After weeks of opposition from area residents, the Gaithersburg City Council voted unanimously on Monday to reject a proposed crematorium.
DeVol Funeral Home, at 10 E. Deer Park Drive, submitted an application this summer to convert a single-family home at 14 E. Deer Park Drive into a crematorium with viewing parlors, and sought an expansion of the funeral home’s parking lot.
The crematorium proposal was met by staunch opposition from nearby residents, who were concerned about the environmental impacts from gases emitted at the site and the possibility it could lower property values, among other reasons.
Those involved in the application for the project said there wouldn’t be any discernable smoke or odor.
The council held a public hearing on the proposal Aug. 3 and held the record open until Sept. 16.
The area where the crematorium was proposed was zoned “Corridor Development,” or CD. Planner Jasmine Forbes said on Monday there was nothing prohibiting a crematorium in the CD zone.
But during Monday’s hearing, council members said that they didn’t think the crematorium is in the public interest, given that it would be so close to other homes. Council Member Robert Wu noted that the site is within 100 feet of the closest home.
“I don’t see this use as being compatible with the surrounding area.
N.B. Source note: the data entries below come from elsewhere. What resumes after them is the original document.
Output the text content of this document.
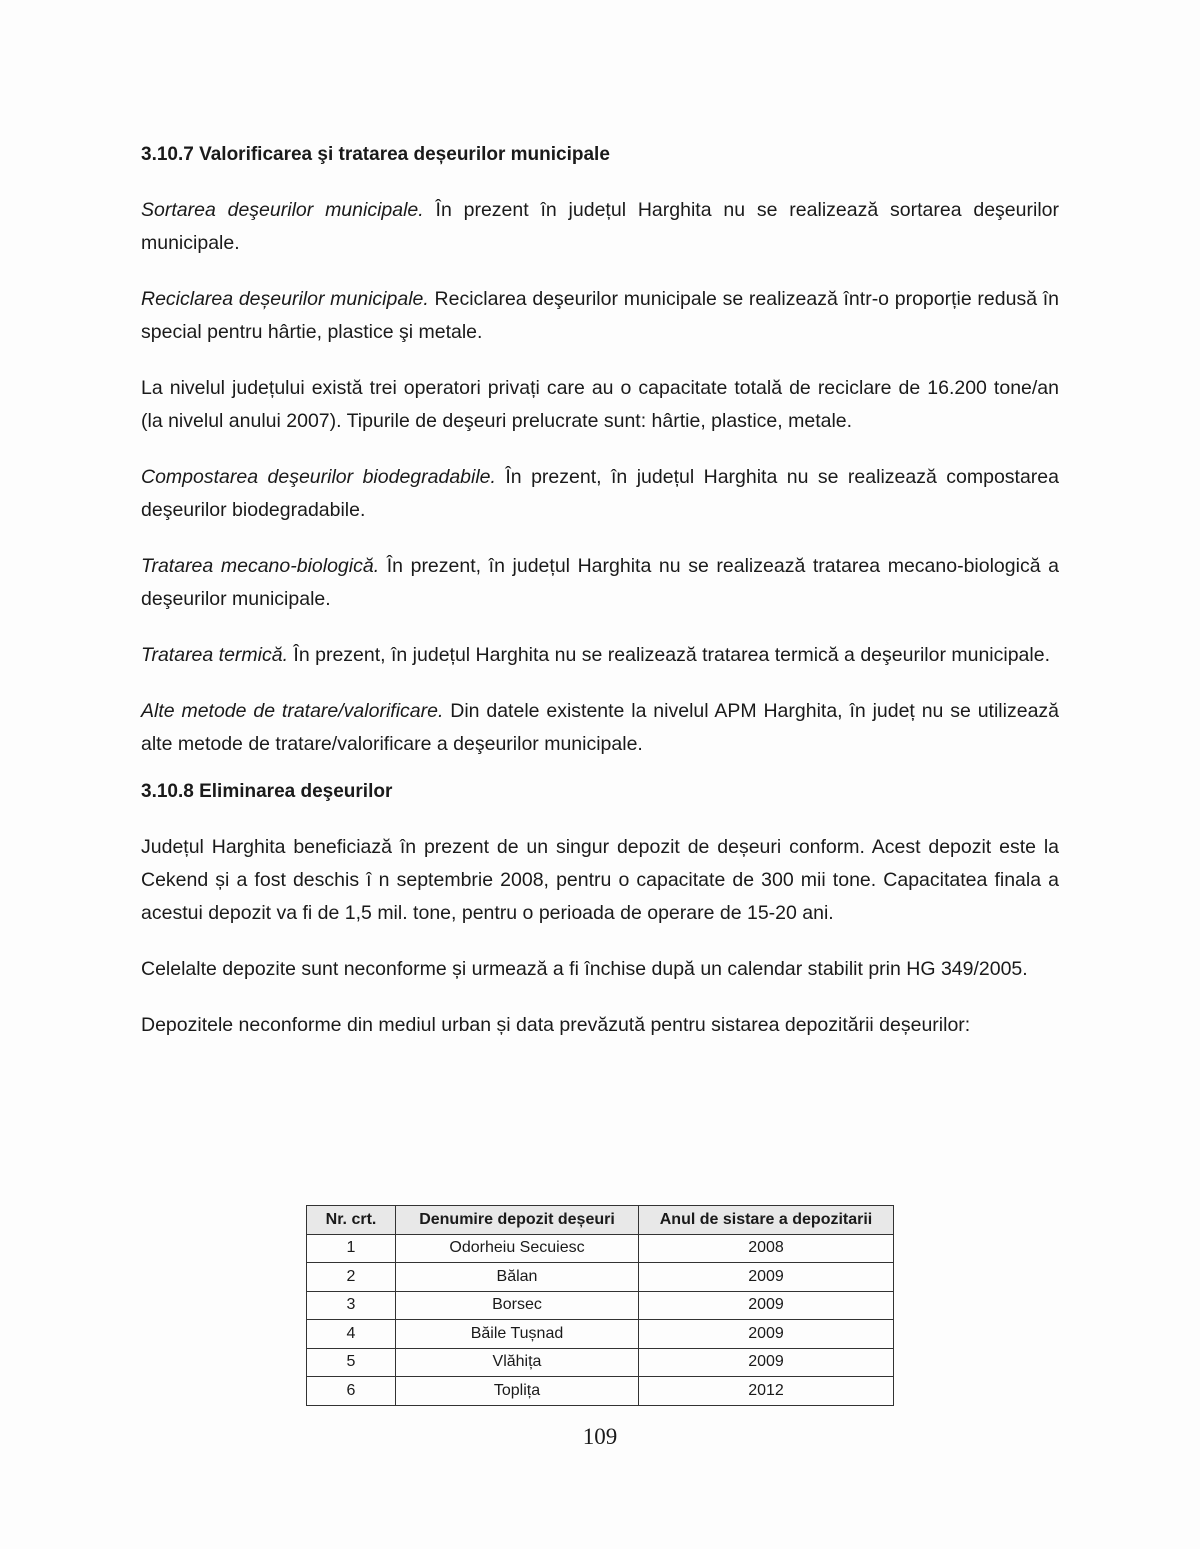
3.10.7 Valorificarea şi tratarea deșeurilor municipale

Sortarea deşeurilor municipale. În prezent în județul Harghita nu se realizează sortarea deşeurilor municipale.

Reciclarea deșeurilor municipale. Reciclarea deşeurilor municipale se realizează într-o proporție redusă în special pentru hârtie, plastice şi metale.

La nivelul județului există trei operatori privați care au o capacitate totală de reciclare de 16.200 tone/an (la nivelul anului 2007). Tipurile de deşeuri prelucrate sunt: hârtie, plastice, metale.

Compostarea deşeurilor biodegradabile. În prezent, în județul Harghita nu se realizează compostarea deşeurilor biodegradabile.

Tratarea mecano-biologică. În prezent, în județul Harghita nu se realizează tratarea mecano-biologică a deşeurilor municipale.

Tratarea termică. În prezent, în județul Harghita nu se realizează tratarea termică a deşeurilor municipale.

Alte metode de tratare/valorificare. Din datele existente la nivelul APM Harghita, în județ nu se utilizează alte metode de tratare/valorificare a deşeurilor municipale.

3.10.8 Eliminarea deşeurilor

Județul Harghita beneficiază în prezent de un singur depozit de deșeuri conform. Acest depozit este la Cekend și a fost deschis î n septembrie 2008, pentru o capacitate de 300 mii tone. Capacitatea finala a acestui depozit va fi de 1,5 mil. tone, pentru o perioada de operare de 15-20 ani.

Celelalte depozite sunt neconforme și urmează a fi închise după un calendar stabilit prin HG 349/2005.

Depozitele neconforme din mediul urban și data prevăzută pentru sistarea depozitării deșeurilor:

Nr. crt.	Denumire depozit deșeuri	Anul de sistare a depozitarii
1	Odorheiu Secuiesc	2008
2	Bălan	2009
3	Borsec	2009
4	Băile Tușnad	2009
5	Vlăhița	2009
6	Toplița	2012
109
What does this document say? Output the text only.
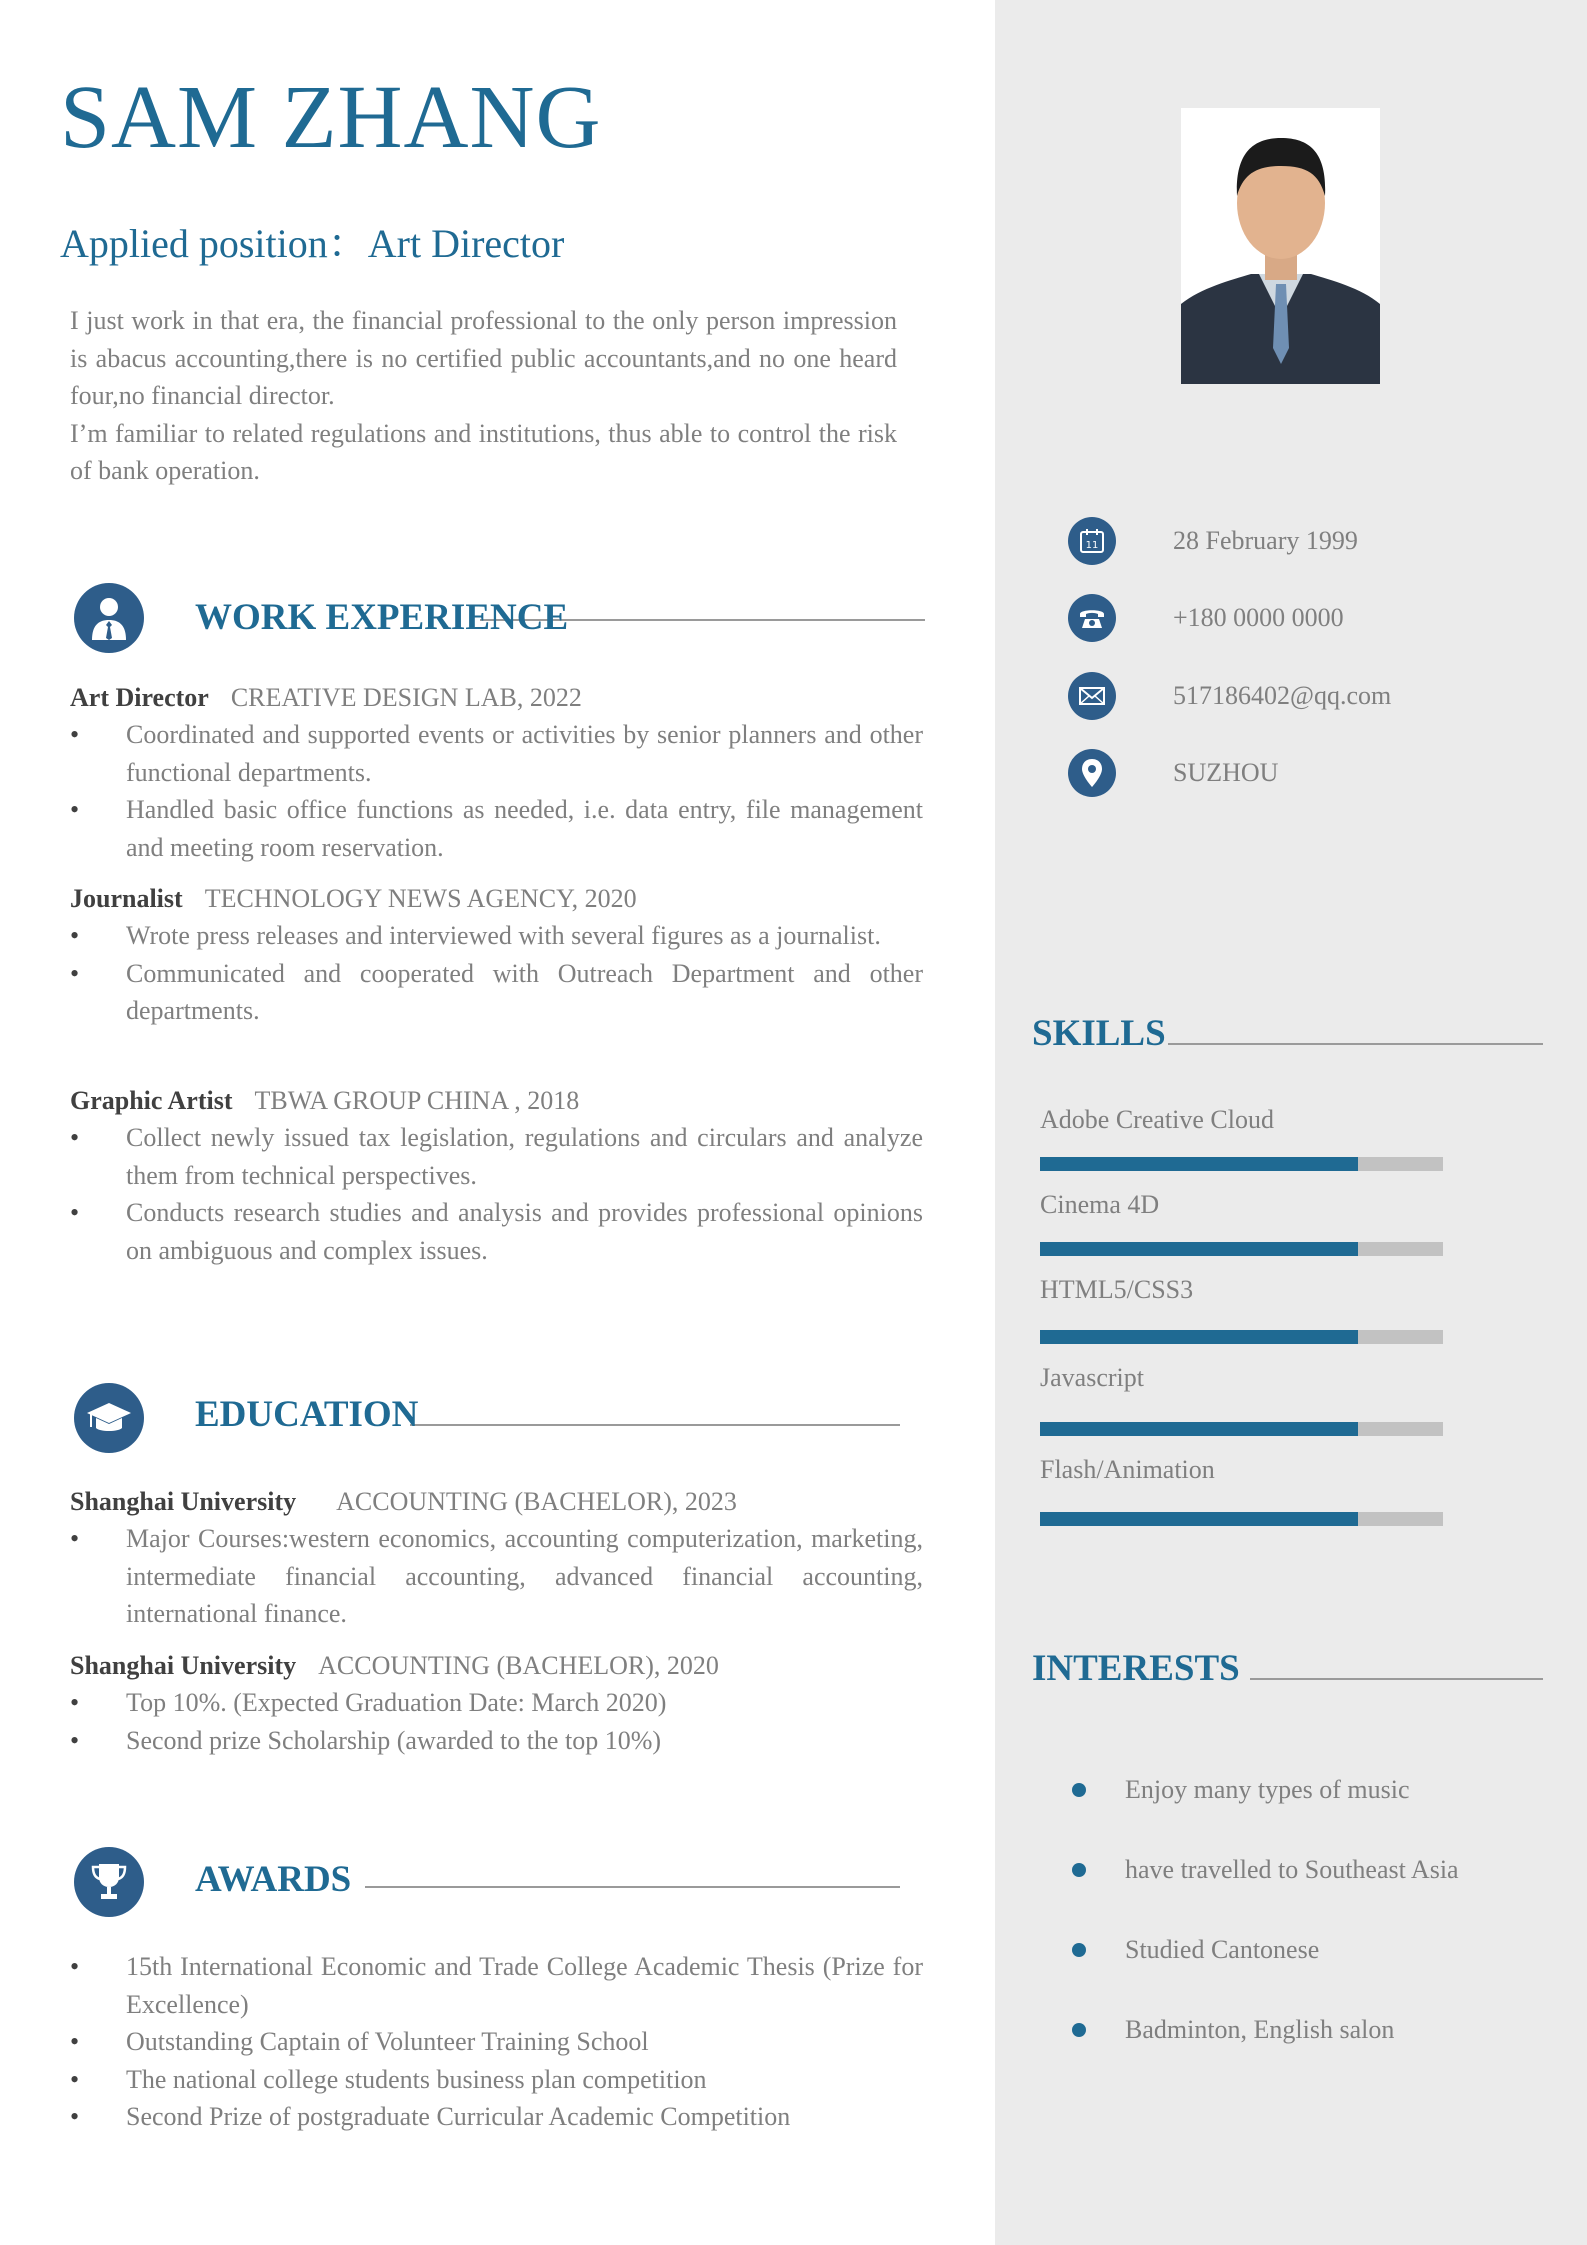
SAM ZHANG
Applied position：Art Director

I just work in that era, the financial professional to the only person impression is abacus accounting,there is no certified public accountants,and no one heard four,no financial director.

I’m familiar to related regulations and institutions, thus able to control the risk of bank operation.

WORK EXPERIENCE
Art Director CREATIVE DESIGN LAB, 2022
• Coordinated and supported events or activities by senior planners and other functional departments.
• Handled basic office functions as needed, i.e. data entry, file management and meeting room reservation.
Journalist TECHNOLOGY NEWS AGENCY, 2020
• Wrote press releases and interviewed with several figures as a journalist.
• Communicated and cooperated with Outreach Department and other departments.
Graphic Artist TBWA GROUP CHINA , 2018
• Collect newly issued tax legislation, regulations and circulars and analyze them from technical perspectives.
• Conducts research studies and analysis and provides professional opinions on ambiguous and complex issues.
EDUCATION
Shanghai University ACCOUNTING (BACHELOR), 2023
• Major Courses:western economics, accounting computerization, marketing, intermediate financial accounting, advanced financial accounting, international finance.
Shanghai University ACCOUNTING (BACHELOR), 2020
• Top 10%. (Expected Graduation Date: March 2020)
• Second prize Scholarship (awarded to the top 10%)
AWARDS
• 15th International Economic and Trade College Academic Thesis (Prize for Excellence)
• Outstanding Captain of Volunteer Training School
• The national college students business plan competition
• Second Prize of postgraduate Curricular Academic Competition
11	28 February 1999
+180 0000 0000
517186402@qq.com
SUZHOU
SKILLS
Adobe Creative Cloud
Cinema 4D
HTML5/CSS3
Javascript
Flash/Animation
INTERESTS
Enjoy many types of music
have travelled to Southeast Asia
Studied Cantonese
Badminton, English salon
I don’t see this as a public use,” he said.
Wu said he is open to finding a more appropriate place in the city for the crematorium.
Council Member Ryan Spiegel said Monday that he doesn’t think the crematorium is “harmonious” with the CD and adjacent zones, one of the criteria for approving the application. He added that he doesn’t think denying DeVol’s application is “the difference between survival and failure” of the business.
Council Member Laurie-Anne Sayles agreed that the funeral home’s expansion wouldn’t be compatible with the neighborhood.
“I think this change in their business would definitely impact the neighboring properties, not to mention the environmental impacts that have been mentioned don’t improve the quality of life in the neighborhood,” she said.
Mayor Jud Ashman, who didn’t have a vote, said Monday that even with measures to mitigate the environmental effects, he worries about the emission of smoke and particulates.
“The site is located proximate to many residences, and the situation does strike me as a compatibility concern,” he said.
Ashman noted the “extensive record” of messages from neighbors opposed to the crematorium.
“It’s hard to argue that this plan is in the public interest,” he said.
Ashman said the city’s staff would work with DeVol to find an area in the city’s industrial zone where the crematorium might be more suitable.